Peut-être ma sympathie pour Marwan est-elle influencée par quelques similitudes dans nos jeunesses. Il rejoignit le mouvement de résistance palestinien à l’âge de 15 ans, l’âge que j’avais quand je rejoignis le mouvement hébreu clandestin quelque 35 ans auparavant. Mes amis et moi nous considérions des combattants de la liberté, mais nous étions qualifiés de « terroristes » par les autorités britanniques. La même chose arrive aujourd’hui à Marwan Barghouti – combattant de la liberté à ses yeux et aux yeux de l’immense majorité des Palestiniens, « terroriste » aux yeux des autorités israéliennes.

Quand il fut mis en jugement devant le tribunal du district de Tel-Aviv, mes amis et moi, membres du mouvement de la paix israélien Gush Shalom (Bloc de la paix) avons tenté de manifester notre solidarité avec lui dans la salle d’audience. Nous fûmes expulsés par des g ardes armés. Un de mes amis perdit l’ongle d’un orteil dans ce glorieux combat.

IL Y A DES ANNÉES, j’ai appelé Barghouti le « Mandela palestinien ». En dépit de leur différence de taille et de couleur de peau, il y avait une ressemblance fondamentale entre eux deux : tous deux étaient des hommes de paix, mais justifiaient l’usage de la violence contre leurs oppresseurs. Cependant, alors que le régime d’apartheid se contenta d’une condamnation de prison à vie, Barghouti se vit infliger cinq ridicules condamnations à vie et une autre de 40 ans, pour des actes de violence éxécutés par son organisation Tanzim.

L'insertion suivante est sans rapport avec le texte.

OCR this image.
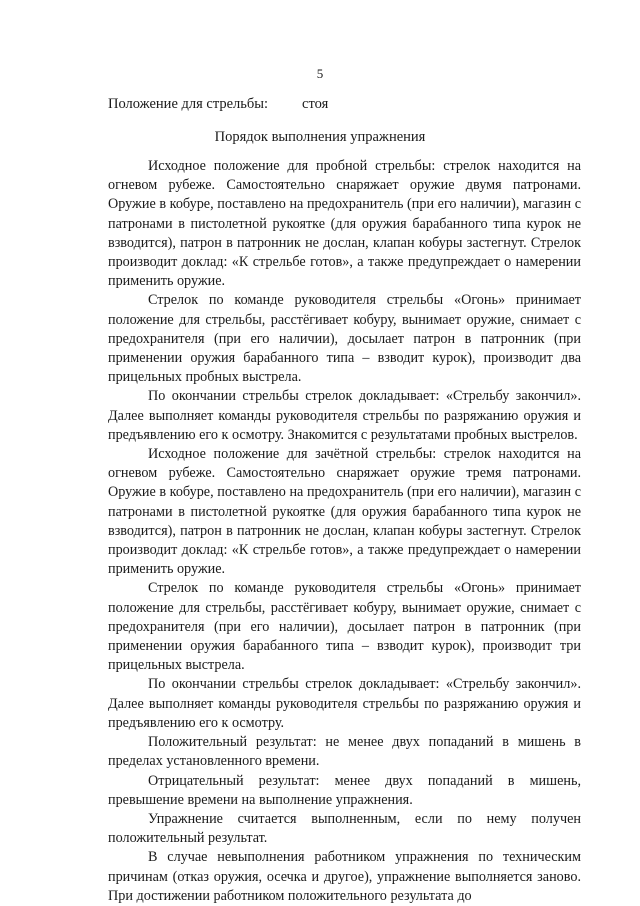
5
Положение для стрельбы: стоя
Порядок выполнения упражнения

Исходное положение для пробной стрельбы: стрелок находится на огневом рубеже. Самостоятельно снаряжает оружие двумя патронами. Оружие в кобуре, поставлено на предохранитель (при его наличии), магазин с патронами в пистолетной рукоятке (для оружия барабанного типа курок не взводится), патрон в патронник не дослан, клапан кобуры застегнут. Стрелок производит доклад: «К стрельбе готов», а также предупреждает о намерении применить оружие.

Стрелок по команде руководителя стрельбы «Огонь» принимает положение для стрельбы, расстёгивает кобуру, вынимает оружие, снимает с предохранителя (при его наличии), досылает патрон в патронник (при применении оружия барабанного типа – взводит курок), производит два прицельных пробных выстрела.

По окончании стрельбы стрелок докладывает: «Стрельбу закончил». Далее выполняет команды руководителя стрельбы по разряжанию оружия и предъявлению его к осмотру. Знакомится с результатами пробных выстрелов.

Исходное положение для зачётной стрельбы: стрелок находится на огневом рубеже. Самостоятельно снаряжает оружие тремя патронами. Оружие в кобуре, поставлено на предохранитель (при его наличии), магазин с патронами в пистолетной рукоятке (для оружия барабанного типа курок не взводится), патрон в патронник не дослан, клапан кобуры застегнут. Стрелок производит доклад: «К стрельбе готов», а также предупреждает о намерении применить оружие.

Стрелок по команде руководителя стрельбы «Огонь» принимает положение для стрельбы, расстёгивает кобуру, вынимает оружие, снимает с предохранителя (при его наличии), досылает патрон в патронник (при применении оружия барабанного типа – взводит курок), производит три прицельных выстрела.

По окончании стрельбы стрелок докладывает: «Стрельбу закончил». Далее выполняет команды руководителя стрельбы по разряжанию оружия и предъявлению его к осмотру.

Положительный результат: не менее двух попаданий в мишень в пределах установленного времени.

Отрицательный результат: менее двух попаданий в мишень, превышение времени на выполнение упражнения.

Упражнение считается выполненным, если по нему получен положительный результат.

В случае невыполнения работником упражнения по техническим причинам (отказ оружия, осечка и другое), упражнение выполняется заново. При достижении работником положительного результата до
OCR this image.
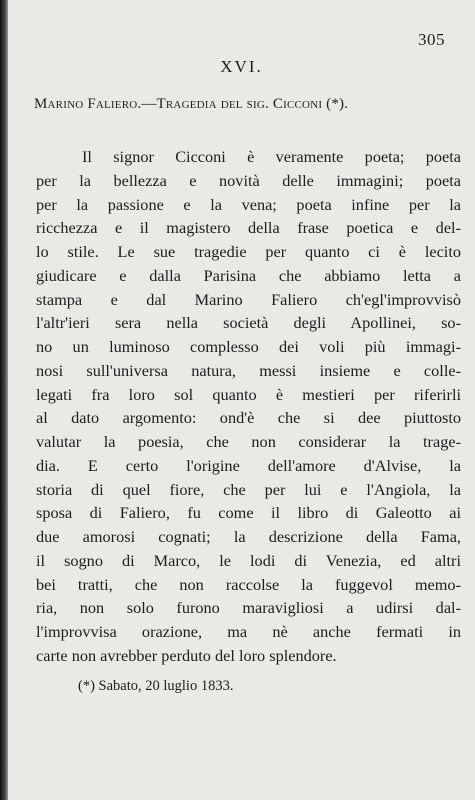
305
XVI.
Marino Faliero.—Tragedia del sig. Cicconi (*).
Il signor Cicconi è veramente poeta; poeta
per la bellezza e novità delle immagini; poeta
per la passione e la vena; poeta infine per la
ricchezza e il magistero della frase poetica e del-
lo stile. Le sue tragedie per quanto ci è lecito
giudicare e dalla Parisina che abbiamo letta a
stampa e dal Marino Faliero ch'egl'improvvisò
l'altr'ieri sera nella società degli Apollinei, so-
no un luminoso complesso dei voli più immagi-
nosi sull'universa natura, messi insieme e colle-
legati fra loro sol quanto è mestieri per riferirli
al dato argomento: ond'è che si dee piuttosto
valutar la poesia, che non considerar la trage-
dia. E certo l'origine dell'amore d'Alvise, la
storia di quel fiore, che per lui e l'Angiola, la
sposa di Faliero, fu come il libro di Galeotto ai
due amorosi cognati; la descrizione della Fama,
il sogno di Marco, le lodi di Venezia, ed altri
bei tratti, che non raccolse la fuggevol memo-
ria, non solo furono maravigliosi a udirsi dal-
l'improvvisa orazione, ma nè anche fermati in
carte non avrebber perduto del loro splendore.
(*) Sabato, 20 luglio 1833.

(Gush Shalom a publié cette semaine une déclaration suggérant que, selon la même logique, Menahem Begin aurait été condamné à 91 peines de perpétuité pour le bombardement de l’hôtel roi David, dans lequel 91 personnes – dont beaucoup de juifs – perdirent la vie.)

Il y a une autre similitude entre Mandela et Barghouti : quand le régime d’apartheid fut détruit par une combinaison de « terrorisme », de grèves violentes et un boycott mondial, Mandela émergea comme le leader naturel de la nouvelle Afrique du sud. Beaucoup de gens espèrent que, quand un État palestinien sera mis en place, Barghouti deviendra son président, après Mahmoud Abbas.

Il y a quelque chose dans sa personnalité qui inspire confiance, faisant de lui l’arbitre naturel des conflits internes. Les gens du Hamas, qui sont les adversaires du Fatah, sont enclins à écouter Marwan. Il est le conciliateur idéal entre les deux mouvements.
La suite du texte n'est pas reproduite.